Maybe I coulda/shoulda skipped giving her the evening meds. But, sleep deprivation is real.
Sleep deprivation can lead to depression or anxiety, or make you feel frustrated and cranky. I’m already taking my own antidepressant cocktail that I need when I was getting eight hours a night. Even on eight hours I’m cranky with a side of sarcasm. Cranky with asipirations of curmudgeonhood. Screaming Get Off My Lawn in my head at everyone, all the time. Cranky would be my communion name, if I was Catholic. It’s my stripper name, my hip hop name. Use cranky as a prompt in an AI generator, there I am ⬇️.
Insufficient sleep weakens your immune system and can increase your risk of heart problems, diabetes, obesity, heart attack, and stroke as well as slow down reaction times, and contributing to poor balance and coordination. I fall down pretty regularly on a good day and I’ve dealt with weight problems my whole life. I’m no Dead Man Walking but I’ve spent a lot of years as Fat Girl Falling™. At 67, with ostepenia, osteonecrosis and having already broken my left wrist in seven places and my right, twice, in three places, I’m trying to reduce the risk factors in my life. It would be nice to get an actual nights sleep now and again.
Mom fell asleep leaning against me around 7:00 pm. I’d felt lucky I’d gotten almost five hours sleep the night before, but FitBit says I’m only sleeping in two to three hour chunks. I worried she’d be up all night.
Escape mode showed up at 11:00 pm.4 Sometimes, I sit with her. This time I went right for the drugs. Lorazepam in liquid form works quickly. Unfortunately, it doesn’t always work all night.
There was an hour or two of quiet, followed by talking, fidgeting and occasional escape mode stealth maneuvers on and off until 4:30 am when she finally fell asleep–sitting on the bedside commode. I had to lift her off and back into bed, which woke her up again.
Mornings like this, she always wins. I know when I’m beaten. I gave up.
I could drug her again, but then she’d sleep all day and be up tonight, again. I took a moment to think fondly of the 70s and 80s, when prescription drugs were easy to get, when housewives and hipsters both were using a pill/powder to wake up, another to bring you down. So easy.
I stayed at her bedside, listening to her chatter, pulling her back into bed, chattering back at her. Her aide showed up at 9:00 am, just as she drifted off into a sound asleep again.

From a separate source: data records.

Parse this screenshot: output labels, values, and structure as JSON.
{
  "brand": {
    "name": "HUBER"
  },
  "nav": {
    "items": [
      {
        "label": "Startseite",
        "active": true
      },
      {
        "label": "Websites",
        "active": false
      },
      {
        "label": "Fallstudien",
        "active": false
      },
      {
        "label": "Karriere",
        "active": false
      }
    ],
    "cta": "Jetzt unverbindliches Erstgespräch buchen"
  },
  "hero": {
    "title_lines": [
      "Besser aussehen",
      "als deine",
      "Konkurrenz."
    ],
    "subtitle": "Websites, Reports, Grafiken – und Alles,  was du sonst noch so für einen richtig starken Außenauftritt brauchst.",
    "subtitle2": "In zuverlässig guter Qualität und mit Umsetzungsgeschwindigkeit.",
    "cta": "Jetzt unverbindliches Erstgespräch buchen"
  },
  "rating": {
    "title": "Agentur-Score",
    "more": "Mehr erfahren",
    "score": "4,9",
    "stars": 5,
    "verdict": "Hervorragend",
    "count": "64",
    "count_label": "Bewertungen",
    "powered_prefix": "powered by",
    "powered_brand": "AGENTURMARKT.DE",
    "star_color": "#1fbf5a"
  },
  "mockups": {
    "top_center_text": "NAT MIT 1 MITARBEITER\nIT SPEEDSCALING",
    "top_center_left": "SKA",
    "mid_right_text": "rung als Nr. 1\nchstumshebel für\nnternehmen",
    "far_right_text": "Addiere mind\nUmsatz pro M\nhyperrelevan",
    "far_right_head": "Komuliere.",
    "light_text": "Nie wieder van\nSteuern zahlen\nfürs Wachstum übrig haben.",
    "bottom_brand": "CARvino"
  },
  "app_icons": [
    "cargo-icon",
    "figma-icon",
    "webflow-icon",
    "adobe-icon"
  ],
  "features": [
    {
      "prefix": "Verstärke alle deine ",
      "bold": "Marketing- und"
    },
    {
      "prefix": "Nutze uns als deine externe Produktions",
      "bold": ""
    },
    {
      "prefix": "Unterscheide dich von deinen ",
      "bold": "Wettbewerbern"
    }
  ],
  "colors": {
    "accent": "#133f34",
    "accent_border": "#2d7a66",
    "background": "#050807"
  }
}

I want a trophy for my imaginary trophy shelf. I want a Good Citizenship badge for my Girl Scout sash. I want an award I can frame and hang on the wall. Not for being a good daughter–for not picking up a pillow. I want you to understand, I did not put a pillow over my mother’s face last night and some days, that’s as good as it gets. Some days, that’s just got to be enough.
.
Today is a repeat of yesterday, awake and escapey when it’s just me. Deeply asleep when the aide is here.
You have to jump on these opportunities, these little windows, when you can. Stay in the moment. Ommmm.
Our new normal, falling asleep tucked into my arm. Note that “new normal” means something has happened more than once, but does not guarantee it will continue.
Escape mode includes gathering up all the blankets and sheets, scooting to the end of the bed, trying to remove the guard rails and yelling, Hello!! Hello!! It won’t open!! She doesn’t know where she wants to go, just that she has to go.